En la GAN se necesitan tapones
Crucé entonces hacia la Galería de Arte Nacional para ver la muestra de Armando Reverón, luego de su “consagración” en el MoMA. Sé que la mayoría de las obras pertenecen a coleccionistas privados –reunirlas fue uno de los principales atractivos de la individual en Nueva York-, así que quería ver qué podíamos apreciar aquí, en ese par de salas.
Pero allí se terminó de frustrar mi paseo. Y no porque no hubiera obras o estuvieran mal expuestas, sino porque simplemente el ruido me hizo huir despavorida.
No soy partidaria de galerías y museos incólumes, silenciosos como una abadía o un cementerio. Si no se los llena de gente, de actividad, de risas, de intercambios y reflexiones, terminan convirtiéndose precisamente en eso: cementerios culturales. Pero, caramba, también hay que saber escoger.
En los hermosísimos jardines de la GAN, qué bien suena un quinteto de cuerdas o, si nos vamos a cosas un poco más actuales, puede quedar bien casi cualquier agrupación musical, siempre que sea en acústico. Pero ayer, nada más al acercarme a la Plaza de Los Museos, ya se oía el retumbe de un feedback eterno.

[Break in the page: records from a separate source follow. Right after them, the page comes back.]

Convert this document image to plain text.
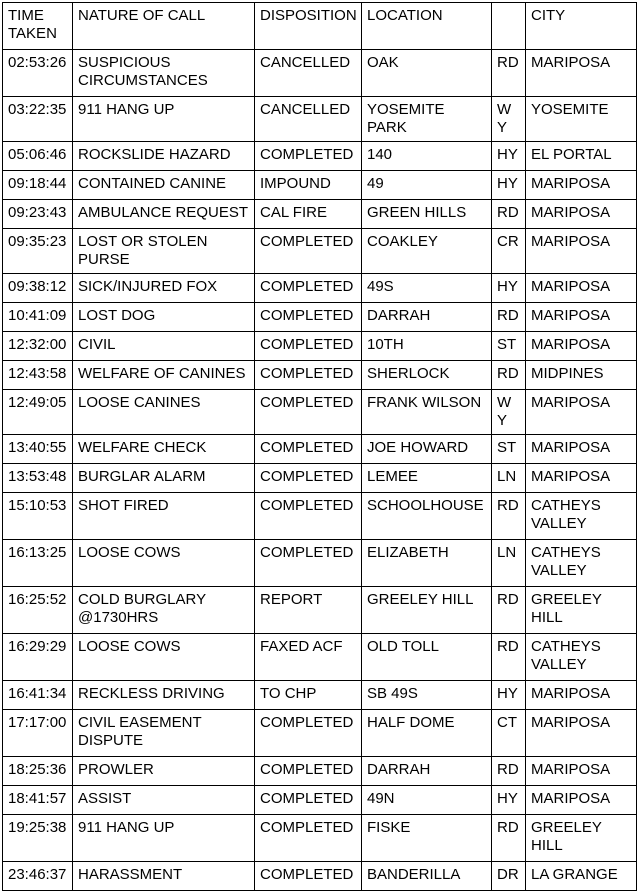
TIME TAKEN	NATURE OF CALL	DISPOSITION	LOCATION		CITY
02:53:26	SUSPICIOUS CIRCUMSTANCES	CANCELLED	OAK	RD	MARIPOSA
03:22:35	911 HANG UP	CANCELLED	YOSEMITE PARK	WY	YOSEMITE
05:06:46	ROCKSLIDE HAZARD	COMPLETED	140	HY	EL PORTAL
09:18:44	CONTAINED CANINE	IMPOUND	49	HY	MARIPOSA
09:23:43	AMBULANCE REQUEST	CAL FIRE	GREEN HILLS	RD	MARIPOSA
09:35:23	LOST OR STOLEN PURSE	COMPLETED	COAKLEY	CR	MARIPOSA
09:38:12	SICK/INJURED FOX	COMPLETED	49S	HY	MARIPOSA
10:41:09	LOST DOG	COMPLETED	DARRAH	RD	MARIPOSA
12:32:00	CIVIL	COMPLETED	10TH	ST	MARIPOSA
12:43:58	WELFARE OF CANINES	COMPLETED	SHERLOCK	RD	MIDPINES
12:49:05	LOOSE CANINES	COMPLETED	FRANK WILSON	WY	MARIPOSA
13:40:55	WELFARE CHECK	COMPLETED	JOE HOWARD	ST	MARIPOSA
13:53:48	BURGLAR ALARM	COMPLETED	LEMEE	LN	MARIPOSA
15:10:53	SHOT FIRED	COMPLETED	SCHOOLHOUSE	RD	CATHEYS VALLEY
16:13:25	LOOSE COWS	COMPLETED	ELIZABETH	LN	CATHEYS VALLEY
16:25:52	COLD BURGLARY @1730HRS	REPORT	GREELEY HILL	RD	GREELEY HILL
16:29:29	LOOSE COWS	FAXED ACF	OLD TOLL	RD	CATHEYS VALLEY
16:41:34	RECKLESS DRIVING	TO CHP	SB 49S	HY	MARIPOSA
17:17:00	CIVIL EASEMENT DISPUTE	COMPLETED	HALF DOME	CT	MARIPOSA
18:25:36	PROWLER	COMPLETED	DARRAH	RD	MARIPOSA
18:41:57	ASSIST	COMPLETED	49N	HY	MARIPOSA
19:25:38	911 HANG UP	COMPLETED	FISKE	RD	GREELEY HILL
23:46:37	HARASSMENT	COMPLETED	BANDERILLA	DR	LA GRANGE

Era una agrupación de música venezolana, perfecto. Se estaban aprovechando los espacios públicos, perfecto. Pero, caramba, a quién se le ocurre que necesitaban esa amplificación; y quién fue el sordo encargado de montar el sonido.
No recuerdo el nombre del grupo, y no entiendo cómo aceptó tocar en esas condiciones. Como melómana me indignó la situación. La música no podía apreciarse ni siquiera en los propios jardines, porque estaba demasiado alta y retumbaba totalmente distorsionada. Y dentro de las salas el ruido era aturdidor e insufrible.
Hice mis esfuerzos de abstracción, pero a los minutos tuve que salir corriendo, tapándome literalmente los oídos con las manos. Y me quedé pensando en como siempre hay un ruido, siempre hay algún detalle que termina enturbiando hasta las cosas más hermosas y valiosas que tenemos, como un Reverón o un Otero.